AWS at least already has very cheap ways to get compute time if you don’t particularly care about having uniform availability of it in the form of spot instances.
The economics of people letting you use their browser doesn’t make sense. The pay is crap and the time when they are browsing is exactly when they would not want their computer doing a bunch of background processing. You’re better off letting people rent out their CPU time through a dedicated application when they are not using it. And remember electricity is not free.
Even then, it’d be tough to compete with AWS on pricing considering its spot instances do exactly this, even letting you bid for what you want to pay.
I should have explained this in my original post, but I figured it was obvious.
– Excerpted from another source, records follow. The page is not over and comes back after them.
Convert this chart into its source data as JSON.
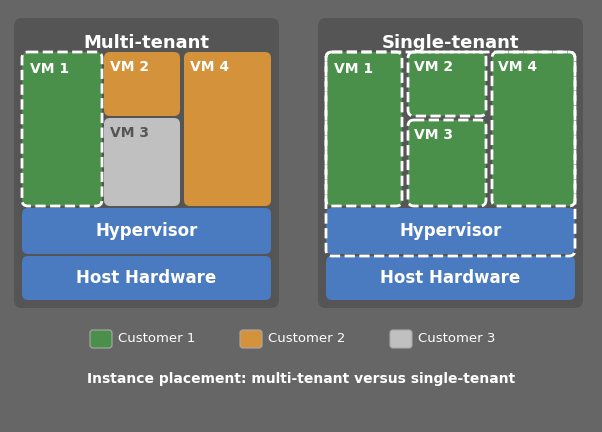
{
  "background_color": "#666666",
  "title_color": "#ffffff",
  "green_color": "#4a8f4a",
  "orange_color": "#d4923a",
  "gray_color": "#c0c0c0",
  "blue_color": "#4a7abf",
  "multi_tenant_title": "Multi-tenant",
  "single_tenant_title": "Single-tenant",
  "hypervisor_label": "Hypervisor",
  "host_hardware_label": "Host Hardware",
  "legend_items": [
    "Customer 1",
    "Customer 2",
    "Customer 3"
  ],
  "legend_colors": [
    "#4a8f4a",
    "#d4923a",
    "#c0c0c0"
  ],
  "caption": "Instance placement: multi-tenant versus single-tenant",
  "font_size_title": 13,
  "font_size_vm": 10,
  "font_size_layer": 12,
  "font_size_caption": 10
}
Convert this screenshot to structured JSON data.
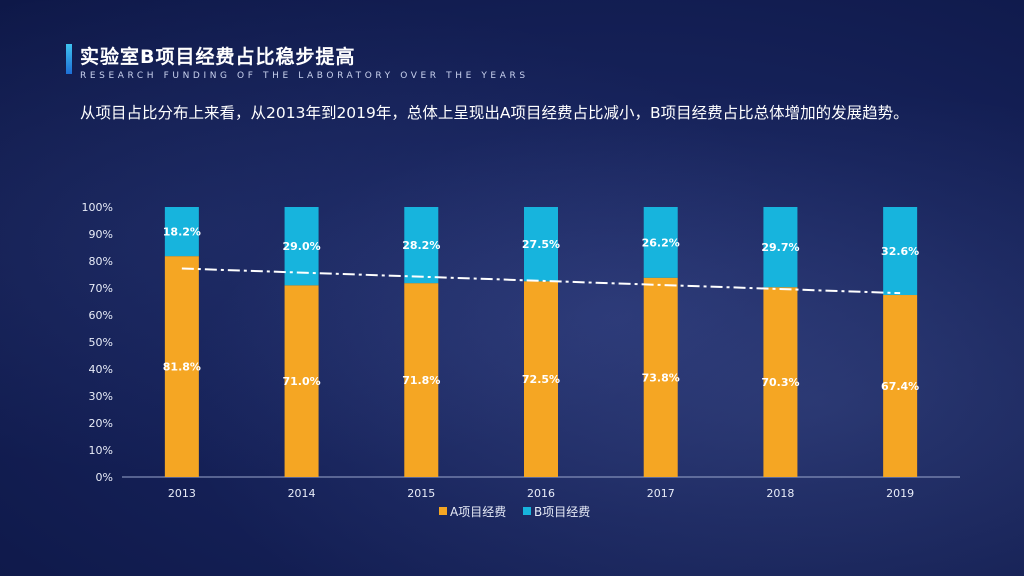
{
  "header": {
    "title": "实验室B项目经费占比稳步提高",
    "subtitle": "RESEARCH FUNDING OF THE LABORATORY OVER THE YEARS",
    "description": "从项目占比分布上来看，从2013年到2019年，总体上呈现出A项目经费占比减小，B项目经费占比总体增加的发展趋势。"
  },
  "colors": {
    "series_a": "#f5a623",
    "series_b": "#17b4dd",
    "trendline": "#ffffff"
  },
  "chart_data": {
    "type": "bar",
    "stacked": true,
    "percent_stacked": true,
    "categories": [
      "2013",
      "2014",
      "2015",
      "2016",
      "2017",
      "2018",
      "2019"
    ],
    "series": [
      {
        "name": "A项目经费",
        "values": [
          81.8,
          71.0,
          71.8,
          72.5,
          73.8,
          70.3,
          67.4
        ],
        "labels": [
          "81.8%",
          "71.0%",
          "71.8%",
          "72.5%",
          "73.8%",
          "70.3%",
          "67.4%"
        ]
      },
      {
        "name": "B项目经费",
        "values": [
          18.2,
          29.0,
          28.2,
          27.5,
          26.2,
          29.7,
          32.6
        ],
        "labels": [
          "18.2%",
          "29.0%",
          "28.2%",
          "27.5%",
          "26.2%",
          "29.7%",
          "32.6%"
        ]
      }
    ],
    "trendline": {
      "style": "dash-dot",
      "series": "A项目经费",
      "type": "linear"
    },
    "ylim": [
      0,
      100
    ],
    "yticks": [
      "0%",
      "10%",
      "20%",
      "30%",
      "40%",
      "50%",
      "60%",
      "70%",
      "80%",
      "90%",
      "100%"
    ],
    "xlabel": "",
    "ylabel": "",
    "legend": "bottom",
    "grid": false
  }
}
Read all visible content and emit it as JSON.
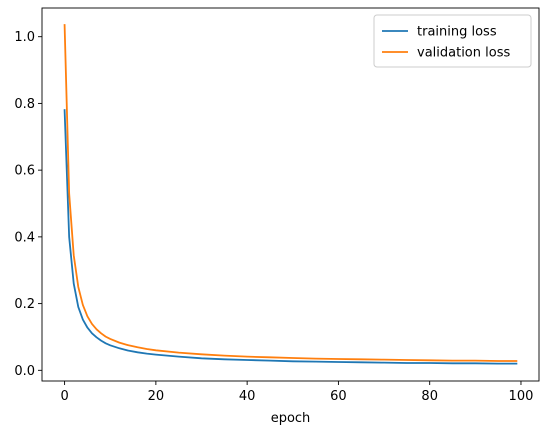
{
  "chart_data": {
    "type": "line",
    "xlabel": "epoch",
    "ylabel": "",
    "xlim": [
      -4.95,
      103.95
    ],
    "ylim": [
      -0.032,
      1.086
    ],
    "xticks": [
      0,
      20,
      40,
      60,
      80,
      100
    ],
    "yticks": [
      0.0,
      0.2,
      0.4,
      0.6,
      0.8,
      1.0
    ],
    "xtick_labels": [
      "0",
      "20",
      "40",
      "60",
      "80",
      "100"
    ],
    "ytick_labels": [
      "0.0",
      "0.2",
      "0.4",
      "0.6",
      "0.8",
      "1.0"
    ],
    "grid": false,
    "legend_position": "top-right",
    "x": [
      0,
      1,
      2,
      3,
      4,
      5,
      6,
      7,
      8,
      9,
      10,
      12,
      14,
      16,
      18,
      20,
      25,
      30,
      35,
      40,
      45,
      50,
      55,
      60,
      65,
      70,
      75,
      80,
      85,
      90,
      95,
      99
    ],
    "series": [
      {
        "name": "training loss",
        "color": "#1f77b4",
        "values": [
          0.78,
          0.4,
          0.26,
          0.19,
          0.152,
          0.128,
          0.111,
          0.099,
          0.089,
          0.081,
          0.075,
          0.066,
          0.059,
          0.054,
          0.05,
          0.047,
          0.041,
          0.036,
          0.033,
          0.031,
          0.029,
          0.027,
          0.026,
          0.025,
          0.024,
          0.023,
          0.022,
          0.022,
          0.021,
          0.021,
          0.02,
          0.02
        ]
      },
      {
        "name": "validation loss",
        "color": "#ff7f0e",
        "values": [
          1.035,
          0.53,
          0.345,
          0.25,
          0.196,
          0.162,
          0.139,
          0.123,
          0.111,
          0.101,
          0.094,
          0.083,
          0.075,
          0.069,
          0.064,
          0.06,
          0.053,
          0.048,
          0.044,
          0.041,
          0.039,
          0.037,
          0.035,
          0.034,
          0.033,
          0.032,
          0.031,
          0.03,
          0.029,
          0.029,
          0.028,
          0.028
        ]
      }
    ]
  }
}
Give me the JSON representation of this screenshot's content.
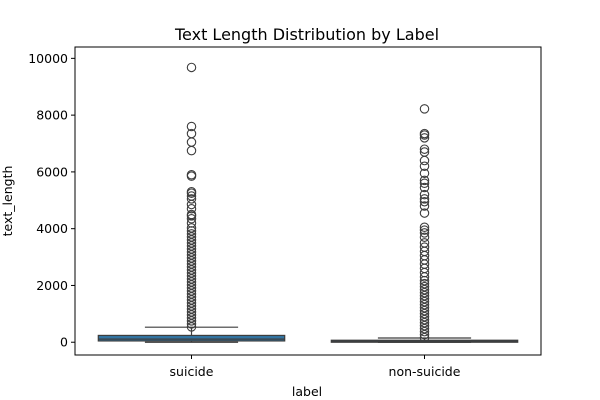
{
  "chart_data": {
    "type": "box",
    "title": "Text Length Distribution by Label",
    "xlabel": "label",
    "ylabel": "text_length",
    "categories": [
      "suicide",
      "non-suicide"
    ],
    "ylim": [
      -450,
      10400
    ],
    "yticks": [
      0,
      2000,
      4000,
      6000,
      8000,
      10000
    ],
    "grid": false,
    "box_color": "#3274a1",
    "line_color": "#3d3d3d",
    "series": [
      {
        "category": "suicide",
        "whisker_low": 0,
        "q1": 45,
        "median": 110,
        "q3": 240,
        "whisker_high": 530,
        "outliers_dense_range": [
          540,
          4100
        ],
        "outliers": [
          4200,
          4350,
          4450,
          4500,
          4700,
          4850,
          5050,
          5150,
          5250,
          5300,
          5850,
          5900,
          6750,
          7050,
          7350,
          7600,
          9680
        ]
      },
      {
        "category": "non-suicide",
        "whisker_low": 0,
        "q1": 15,
        "median": 35,
        "q3": 70,
        "whisker_high": 150,
        "outliers_dense_range": [
          160,
          2200
        ],
        "outliers": [
          2300,
          2450,
          2600,
          2750,
          2900,
          3050,
          3200,
          3350,
          3500,
          3700,
          3850,
          3950,
          4050,
          4550,
          4800,
          4950,
          5050,
          5200,
          5450,
          5600,
          5700,
          5950,
          6200,
          6400,
          6700,
          6800,
          7200,
          7300,
          7350,
          8220
        ]
      }
    ]
  }
}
To suggest a solution: don’t offer payments at all but maybe instead gameify CPU time donation somehow. Maybe then you’ll have a better chance, but potentially less participation, unless people are donating to charitable causes. Either way it’s not going to do anything to affect AWS or Google Compute prices. Creating an entire startup just for the goal of getting some reduced prices on the actual compute platforms you want to use is madness. Just pay the money.
AWS is a premium provider charging premium prices, they've essentially priced themselves as the most expensive provider on the market. It feels insane to describe them as "very cheap".
You might as well be calling a Bugatti Chiron "pretty cheap".
Any datacenter provider will be able to sell you compute time at a fraction of the cost of EC2. Look at OVH for example.
Seems like getting a Linux kernel and a LAMP stack running on this would be a good first step. The technical challenge of doing it sounds fun and interesting. The real payoff may be when a billing and payment system is able to consolidate billing from processing clients and to distribute the payments to the owners of the processing clients based on the work performed
The leadership-class super computers have large budgets for network interconnects like Infiniband, because the hardest problems require ultra low-latency, high-throughput RDMA message passing between processes.